Digging a little deeper, we come across National Geographic’s On This Spot: Pinpointing the Past in Washington, D.C., which doesn’t mince words when it notes:
French had a son who was deaf and the sculptor was familiar with sign language, so Lincoln’s left hand, resting on the arm of the chair, is shaped in the sign for “A” while his right hand makes an “L”.
This is great! A deaf son would certainly provide further motive to French to want to quietly include ASL in his statue. Unfortunately, French had but one child, Margaret French Cresson, who went on to be both female and not deaf.
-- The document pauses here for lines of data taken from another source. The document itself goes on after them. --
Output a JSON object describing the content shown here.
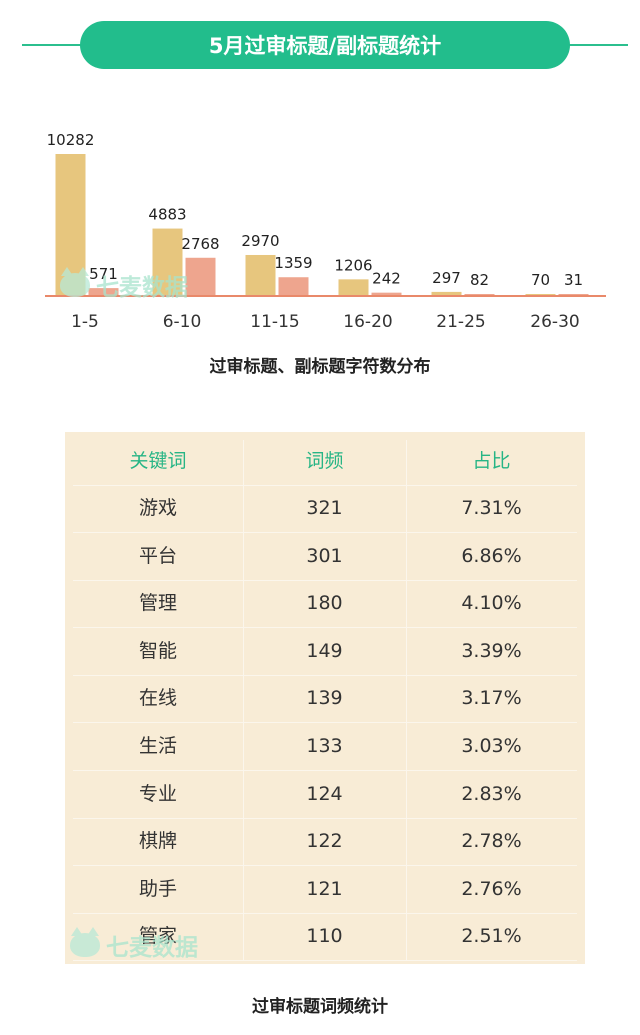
{
  "header": {
    "title": "5月过审标题/副标题统计"
  },
  "chart_data": {
    "type": "bar",
    "title": "过审标题、副标题字符数分布",
    "categories": [
      "1-5",
      "6-10",
      "11-15",
      "16-20",
      "21-25",
      "26-30"
    ],
    "series": [
      {
        "values": [
          10282,
          4883,
          2970,
          1206,
          297,
          70
        ],
        "color": "#e7c67e"
      },
      {
        "values": [
          571,
          2768,
          1359,
          242,
          82,
          31
        ],
        "color": "#eea58e"
      }
    ],
    "axis_color": "#e9896a",
    "ylim": [
      0,
      10282
    ]
  },
  "watermark": {
    "text": "七麦数据"
  },
  "table": {
    "caption": "过审标题词频统计",
    "headers": [
      "关键词",
      "词频",
      "占比"
    ],
    "rows": [
      [
        "游戏",
        "321",
        "7.31%"
      ],
      [
        "平台",
        "301",
        "6.86%"
      ],
      [
        "管理",
        "180",
        "4.10%"
      ],
      [
        "智能",
        "149",
        "3.39%"
      ],
      [
        "在线",
        "139",
        "3.17%"
      ],
      [
        "生活",
        "133",
        "3.03%"
      ],
      [
        "专业",
        "124",
        "2.83%"
      ],
      [
        "棋牌",
        "122",
        "2.78%"
      ],
      [
        "助手",
        "121",
        "2.76%"
      ],
      [
        "管家",
        "110",
        "2.51%"
      ]
    ]
  }
}
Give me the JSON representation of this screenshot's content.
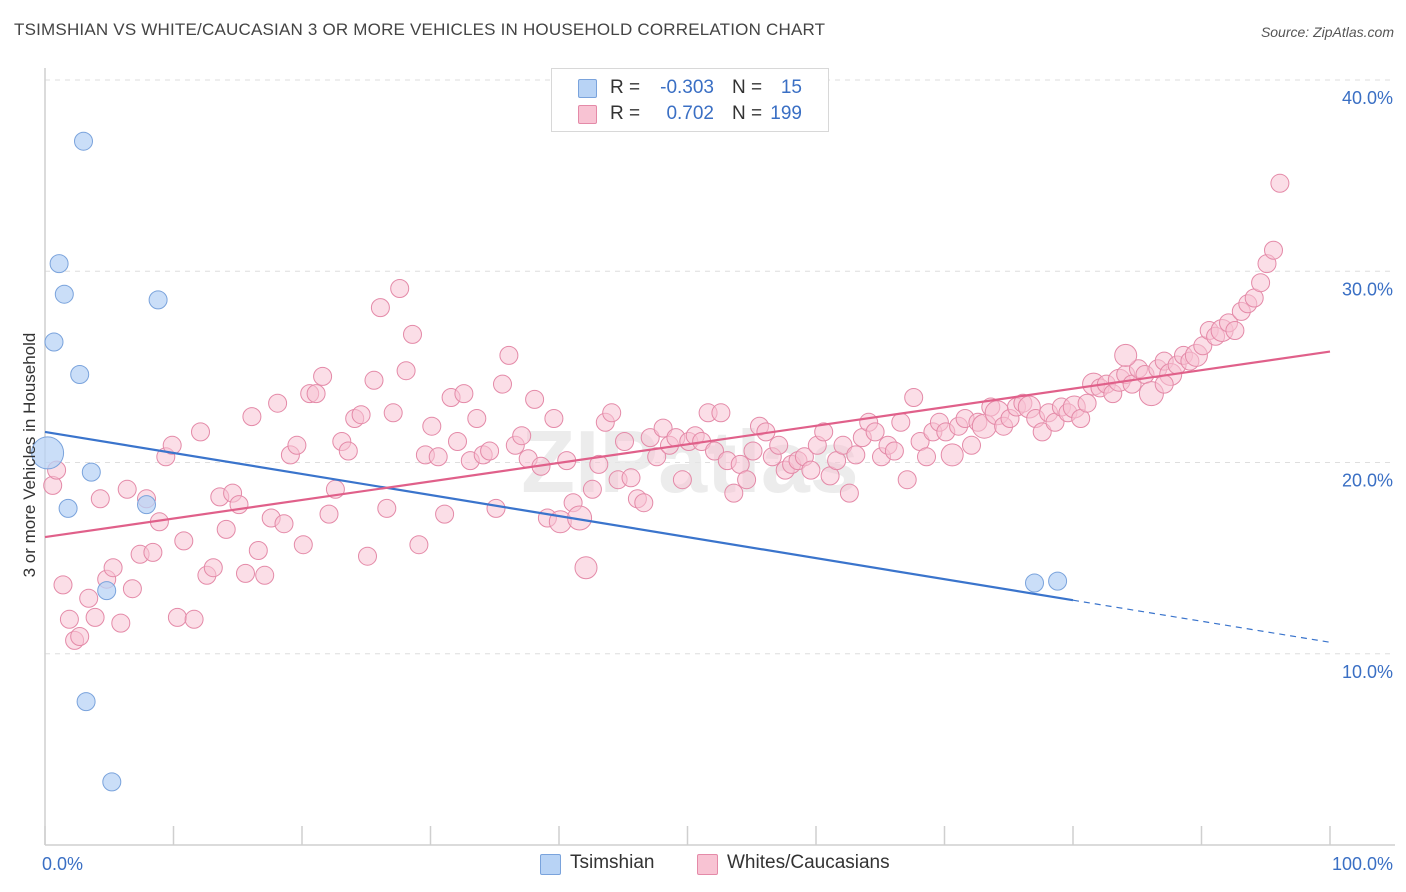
{
  "title": "TSIMSHIAN VS WHITE/CAUCASIAN 3 OR MORE VEHICLES IN HOUSEHOLD CORRELATION CHART",
  "source": "Source: ZipAtlas.com",
  "watermark": "ZIPatlas",
  "legend": {
    "rows": [
      {
        "r_label": "R =",
        "r_value": "-0.303",
        "n_label": "N =",
        "n_value": "15",
        "color": "#b8d3f5",
        "border": "#7aa3dc"
      },
      {
        "r_label": "R =",
        "r_value": "0.702",
        "n_label": "N = ",
        "n_value": "199",
        "color": "#f8c3d3",
        "border": "#e48aa8"
      }
    ]
  },
  "bottom_legend": [
    {
      "label": "Tsimshian",
      "color": "#b8d3f5",
      "border": "#7aa3dc"
    },
    {
      "label": "Whites/Caucasians",
      "color": "#f8c3d3",
      "border": "#e48aa8"
    }
  ],
  "chart_data": {
    "type": "scatter",
    "xlabel": "",
    "ylabel": "3 or more Vehicles in Household",
    "x_ticks": [
      "0.0%",
      "100.0%"
    ],
    "y_ticks": [
      "10.0%",
      "20.0%",
      "30.0%",
      "40.0%"
    ],
    "xlim": [
      0,
      100
    ],
    "ylim": [
      0,
      40
    ],
    "grid": true,
    "series": [
      {
        "name": "Tsimshian",
        "color": "#b8d3f5",
        "stroke": "#7aa3dc",
        "trend_color": "#3a74cc",
        "trend": {
          "x0": 0,
          "y0": 21.6,
          "x1": 80,
          "y1": 12.8,
          "dash_to": 100,
          "dash_y": 10.6
        },
        "points": [
          [
            0.2,
            20.5,
            16
          ],
          [
            3.0,
            36.8,
            9
          ],
          [
            1.1,
            30.4,
            9
          ],
          [
            1.5,
            28.8,
            9
          ],
          [
            0.7,
            26.3,
            9
          ],
          [
            2.7,
            24.6,
            9
          ],
          [
            8.8,
            28.5,
            9
          ],
          [
            3.6,
            19.5,
            9
          ],
          [
            1.8,
            17.6,
            9
          ],
          [
            7.9,
            17.8,
            9
          ],
          [
            4.8,
            13.3,
            9
          ],
          [
            3.2,
            7.5,
            9
          ],
          [
            5.2,
            3.3,
            9
          ],
          [
            77.0,
            13.7,
            9
          ],
          [
            78.8,
            13.8,
            9
          ]
        ]
      },
      {
        "name": "Whites/Caucasians",
        "color": "#f8c3d3",
        "stroke": "#e48aa8",
        "trend_color": "#e0608a",
        "trend": {
          "x0": 0,
          "y0": 16.1,
          "x1": 100,
          "y1": 25.8
        },
        "points": [
          [
            0.6,
            18.8,
            9
          ],
          [
            0.9,
            19.6,
            9
          ],
          [
            1.4,
            13.6,
            9
          ],
          [
            1.9,
            11.8,
            9
          ],
          [
            2.3,
            10.7,
            9
          ],
          [
            2.7,
            10.9,
            9
          ],
          [
            3.4,
            12.9,
            9
          ],
          [
            3.9,
            11.9,
            9
          ],
          [
            4.3,
            18.1,
            9
          ],
          [
            4.8,
            13.9,
            9
          ],
          [
            5.3,
            14.5,
            9
          ],
          [
            5.9,
            11.6,
            9
          ],
          [
            6.4,
            18.6,
            9
          ],
          [
            6.8,
            13.4,
            9
          ],
          [
            7.4,
            15.2,
            9
          ],
          [
            7.9,
            18.1,
            9
          ],
          [
            8.4,
            15.3,
            9
          ],
          [
            8.9,
            16.9,
            9
          ],
          [
            9.4,
            20.3,
            9
          ],
          [
            9.9,
            20.9,
            9
          ],
          [
            10.3,
            11.9,
            9
          ],
          [
            10.8,
            15.9,
            9
          ],
          [
            11.6,
            11.8,
            9
          ],
          [
            12.1,
            21.6,
            9
          ],
          [
            12.6,
            14.1,
            9
          ],
          [
            13.1,
            14.5,
            9
          ],
          [
            13.6,
            18.2,
            9
          ],
          [
            14.1,
            16.5,
            9
          ],
          [
            14.6,
            18.4,
            9
          ],
          [
            15.1,
            17.8,
            9
          ],
          [
            15.6,
            14.2,
            9
          ],
          [
            16.1,
            22.4,
            9
          ],
          [
            16.6,
            15.4,
            9
          ],
          [
            17.1,
            14.1,
            9
          ],
          [
            17.6,
            17.1,
            9
          ],
          [
            18.1,
            23.1,
            9
          ],
          [
            18.6,
            16.8,
            9
          ],
          [
            19.1,
            20.4,
            9
          ],
          [
            19.6,
            20.9,
            9
          ],
          [
            20.1,
            15.7,
            9
          ],
          [
            20.6,
            23.6,
            9
          ],
          [
            21.1,
            23.6,
            9
          ],
          [
            21.6,
            24.5,
            9
          ],
          [
            22.1,
            17.3,
            9
          ],
          [
            22.6,
            18.6,
            9
          ],
          [
            23.1,
            21.1,
            9
          ],
          [
            23.6,
            20.6,
            9
          ],
          [
            24.1,
            22.3,
            9
          ],
          [
            24.6,
            22.5,
            9
          ],
          [
            25.1,
            15.1,
            9
          ],
          [
            25.6,
            24.3,
            9
          ],
          [
            26.1,
            28.1,
            9
          ],
          [
            26.6,
            17.6,
            9
          ],
          [
            27.1,
            22.6,
            9
          ],
          [
            27.6,
            29.1,
            9
          ],
          [
            28.1,
            24.8,
            9
          ],
          [
            28.6,
            26.7,
            9
          ],
          [
            29.1,
            15.7,
            9
          ],
          [
            29.6,
            20.4,
            9
          ],
          [
            30.1,
            21.9,
            9
          ],
          [
            30.6,
            20.3,
            9
          ],
          [
            31.1,
            17.3,
            9
          ],
          [
            31.6,
            23.4,
            9
          ],
          [
            32.1,
            21.1,
            9
          ],
          [
            32.6,
            23.6,
            9
          ],
          [
            33.1,
            20.1,
            9
          ],
          [
            33.6,
            22.3,
            9
          ],
          [
            34.1,
            20.4,
            9
          ],
          [
            34.6,
            20.6,
            9
          ],
          [
            35.1,
            17.6,
            9
          ],
          [
            35.6,
            24.1,
            9
          ],
          [
            36.1,
            25.6,
            9
          ],
          [
            36.6,
            20.9,
            9
          ],
          [
            37.1,
            21.4,
            9
          ],
          [
            37.6,
            20.2,
            9
          ],
          [
            38.1,
            23.3,
            9
          ],
          [
            38.6,
            19.8,
            9
          ],
          [
            39.1,
            17.1,
            9
          ],
          [
            39.6,
            22.3,
            9
          ],
          [
            40.1,
            16.9,
            11
          ],
          [
            40.6,
            20.1,
            9
          ],
          [
            41.1,
            17.9,
            9
          ],
          [
            41.6,
            17.1,
            12
          ],
          [
            42.1,
            14.5,
            11
          ],
          [
            42.6,
            18.6,
            9
          ],
          [
            43.1,
            19.9,
            9
          ],
          [
            43.6,
            22.1,
            9
          ],
          [
            44.1,
            22.6,
            9
          ],
          [
            44.6,
            19.1,
            9
          ],
          [
            45.1,
            21.1,
            9
          ],
          [
            45.6,
            19.2,
            9
          ],
          [
            46.1,
            18.1,
            9
          ],
          [
            46.6,
            17.9,
            9
          ],
          [
            47.1,
            21.3,
            9
          ],
          [
            47.6,
            20.3,
            9
          ],
          [
            48.1,
            21.8,
            9
          ],
          [
            48.6,
            20.9,
            9
          ],
          [
            49.1,
            21.3,
            9
          ],
          [
            49.6,
            19.1,
            9
          ],
          [
            50.1,
            21.1,
            9
          ],
          [
            50.6,
            21.4,
            9
          ],
          [
            51.1,
            21.1,
            9
          ],
          [
            51.6,
            22.6,
            9
          ],
          [
            52.1,
            20.6,
            9
          ],
          [
            52.6,
            22.6,
            9
          ],
          [
            53.1,
            20.1,
            9
          ],
          [
            53.6,
            18.4,
            9
          ],
          [
            54.1,
            19.9,
            9
          ],
          [
            54.6,
            19.1,
            9
          ],
          [
            55.1,
            20.6,
            9
          ],
          [
            55.6,
            21.9,
            9
          ],
          [
            56.1,
            21.6,
            9
          ],
          [
            56.6,
            20.3,
            9
          ],
          [
            57.1,
            20.9,
            9
          ],
          [
            57.6,
            19.6,
            9
          ],
          [
            58.1,
            19.9,
            9
          ],
          [
            58.6,
            20.1,
            9
          ],
          [
            59.1,
            20.3,
            9
          ],
          [
            59.6,
            19.6,
            9
          ],
          [
            60.1,
            20.9,
            9
          ],
          [
            60.6,
            21.6,
            9
          ],
          [
            61.1,
            19.3,
            9
          ],
          [
            61.6,
            20.1,
            9
          ],
          [
            62.1,
            20.9,
            9
          ],
          [
            62.6,
            18.4,
            9
          ],
          [
            63.1,
            20.4,
            9
          ],
          [
            63.6,
            21.3,
            9
          ],
          [
            64.1,
            22.1,
            9
          ],
          [
            64.6,
            21.6,
            9
          ],
          [
            65.1,
            20.3,
            9
          ],
          [
            65.6,
            20.9,
            9
          ],
          [
            66.1,
            20.6,
            9
          ],
          [
            66.6,
            22.1,
            9
          ],
          [
            67.1,
            19.1,
            9
          ],
          [
            67.6,
            23.4,
            9
          ],
          [
            68.1,
            21.1,
            9
          ],
          [
            68.6,
            20.3,
            9
          ],
          [
            69.1,
            21.6,
            9
          ],
          [
            69.6,
            22.1,
            9
          ],
          [
            70.1,
            21.6,
            9
          ],
          [
            70.6,
            20.4,
            11
          ],
          [
            71.1,
            21.9,
            9
          ],
          [
            71.6,
            22.3,
            9
          ],
          [
            72.1,
            20.9,
            9
          ],
          [
            72.6,
            22.1,
            9
          ],
          [
            73.1,
            21.9,
            12
          ],
          [
            73.6,
            22.9,
            9
          ],
          [
            74.1,
            22.6,
            12
          ],
          [
            74.6,
            21.9,
            9
          ],
          [
            75.1,
            22.3,
            9
          ],
          [
            75.6,
            22.9,
            9
          ],
          [
            76.1,
            23.1,
            9
          ],
          [
            76.6,
            22.9,
            11
          ],
          [
            77.1,
            22.3,
            9
          ],
          [
            77.6,
            21.6,
            9
          ],
          [
            78.1,
            22.6,
            9
          ],
          [
            78.6,
            22.1,
            9
          ],
          [
            79.1,
            22.9,
            9
          ],
          [
            79.6,
            22.6,
            9
          ],
          [
            80.1,
            22.9,
            11
          ],
          [
            80.6,
            22.3,
            9
          ],
          [
            81.1,
            23.1,
            9
          ],
          [
            81.6,
            24.1,
            11
          ],
          [
            82.1,
            23.9,
            9
          ],
          [
            82.6,
            24.1,
            9
          ],
          [
            83.1,
            23.6,
            9
          ],
          [
            83.6,
            24.3,
            11
          ],
          [
            84.1,
            24.6,
            9
          ],
          [
            84.6,
            24.1,
            9
          ],
          [
            85.1,
            24.9,
            9
          ],
          [
            85.6,
            24.6,
            9
          ],
          [
            86.1,
            23.6,
            12
          ],
          [
            86.6,
            24.9,
            9
          ],
          [
            87.1,
            25.3,
            9
          ],
          [
            87.6,
            24.6,
            11
          ],
          [
            88.1,
            25.1,
            9
          ],
          [
            88.6,
            25.6,
            9
          ],
          [
            89.1,
            25.3,
            9
          ],
          [
            89.6,
            25.6,
            11
          ],
          [
            90.1,
            26.1,
            9
          ],
          [
            90.6,
            26.9,
            9
          ],
          [
            91.1,
            26.6,
            9
          ],
          [
            91.6,
            26.9,
            11
          ],
          [
            92.1,
            27.3,
            9
          ],
          [
            92.6,
            26.9,
            9
          ],
          [
            93.1,
            27.9,
            9
          ],
          [
            93.6,
            28.3,
            9
          ],
          [
            94.1,
            28.6,
            9
          ],
          [
            94.6,
            29.4,
            9
          ],
          [
            95.1,
            30.4,
            9
          ],
          [
            95.6,
            31.1,
            9
          ],
          [
            96.1,
            34.6,
            9
          ],
          [
            84.1,
            25.6,
            11
          ],
          [
            87.1,
            24.1,
            9
          ]
        ]
      }
    ]
  }
}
But perhaps Margaret can help illuminate some items. In her book about her father The Life of Daniel Chester French - Journey Into Fame she specifically references the Galludet statue, saying father reviewed it before beginning work on Lincoln. She also notes her father’s interest in Lincoln’s hands:
He put a great deal of thought into the hands. Dan always felt that hands were richly expressive of personality and he wanted these hands of Lincoln to show the strength and power and tension as well as the relaxed character that he was trying to put into the whole figure.
She also describes the casting process for the right hand, noting that French was not pleased with the first castings. He had been using the casts of Lincoln’s hands now on display at the Smithsonian as his model, but did not feel the right hand was working. He made a plaster model of his own hand, and draped it into the position he desired.
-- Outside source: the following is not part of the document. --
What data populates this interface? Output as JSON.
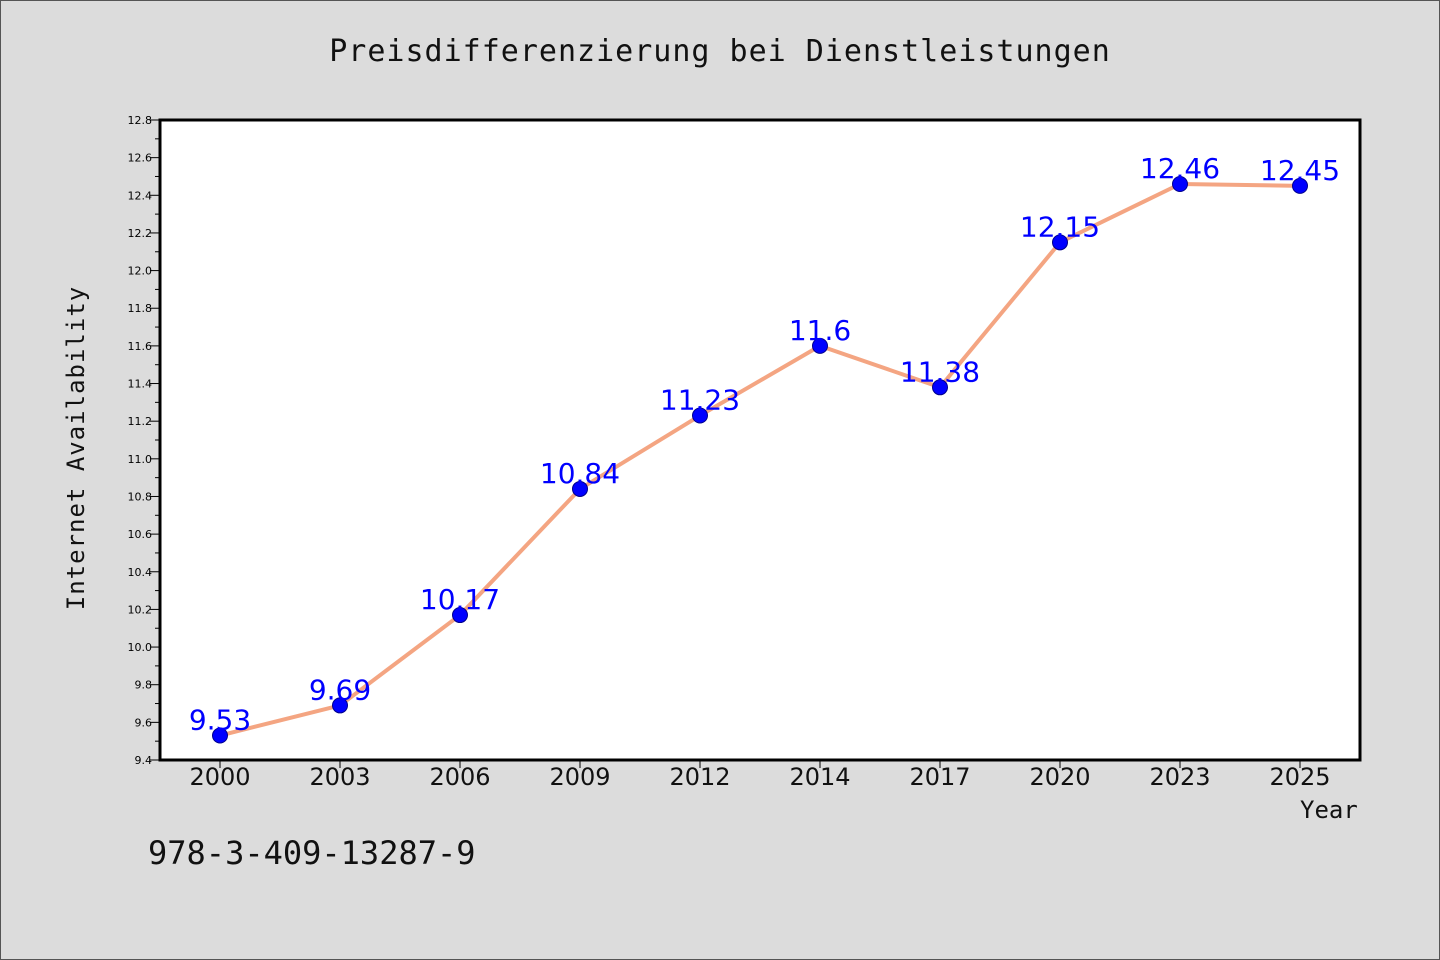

This dovetails with the Park Service’s point that the artist wished to open the hand up to create a more lifelike appearance. However, Galludet Reference Librarian Tom Harrington had this to say about that topic:
I have independently found that in photographs of early working models of the Lincoln statue, the right hand is a simple claw shape gripping the end of the chair arm, without the subtle finger placements that on the final statue say "L" to us. If French intended that hand to be a manual "L", it must have been a late decision. However, in support of the theory, the left hand remains in the supposed "A" handshape throughout all the preliminary sketches and models, never changing shape or position.
That French was dissatisfied with the original hand and changed it is undisputed. That the resulting right hand bears some resemblance to an ASL “L” is less clear, but not without merit. French himself had nothing to say on the topic, but his daughter did say after his death it was a coincidence.
So where does that leave us? In the absence of documentary evidence, it would be incorrect to say Daniel Chester French deliberately carved an A and an L into the Lincoln Memorial. However, I think it’s not that cut and dried. French was intimately familiar with American Sign Language, left one hand clearly making an “A”, and reworked, at great length, the other hand so that a “L” is visible, if admittedly not exact. French was a deliberate man; it’s a bit of a stretch that the thought would not have passed through his mind. I think an intellectually honest “I don’t know” is called for here.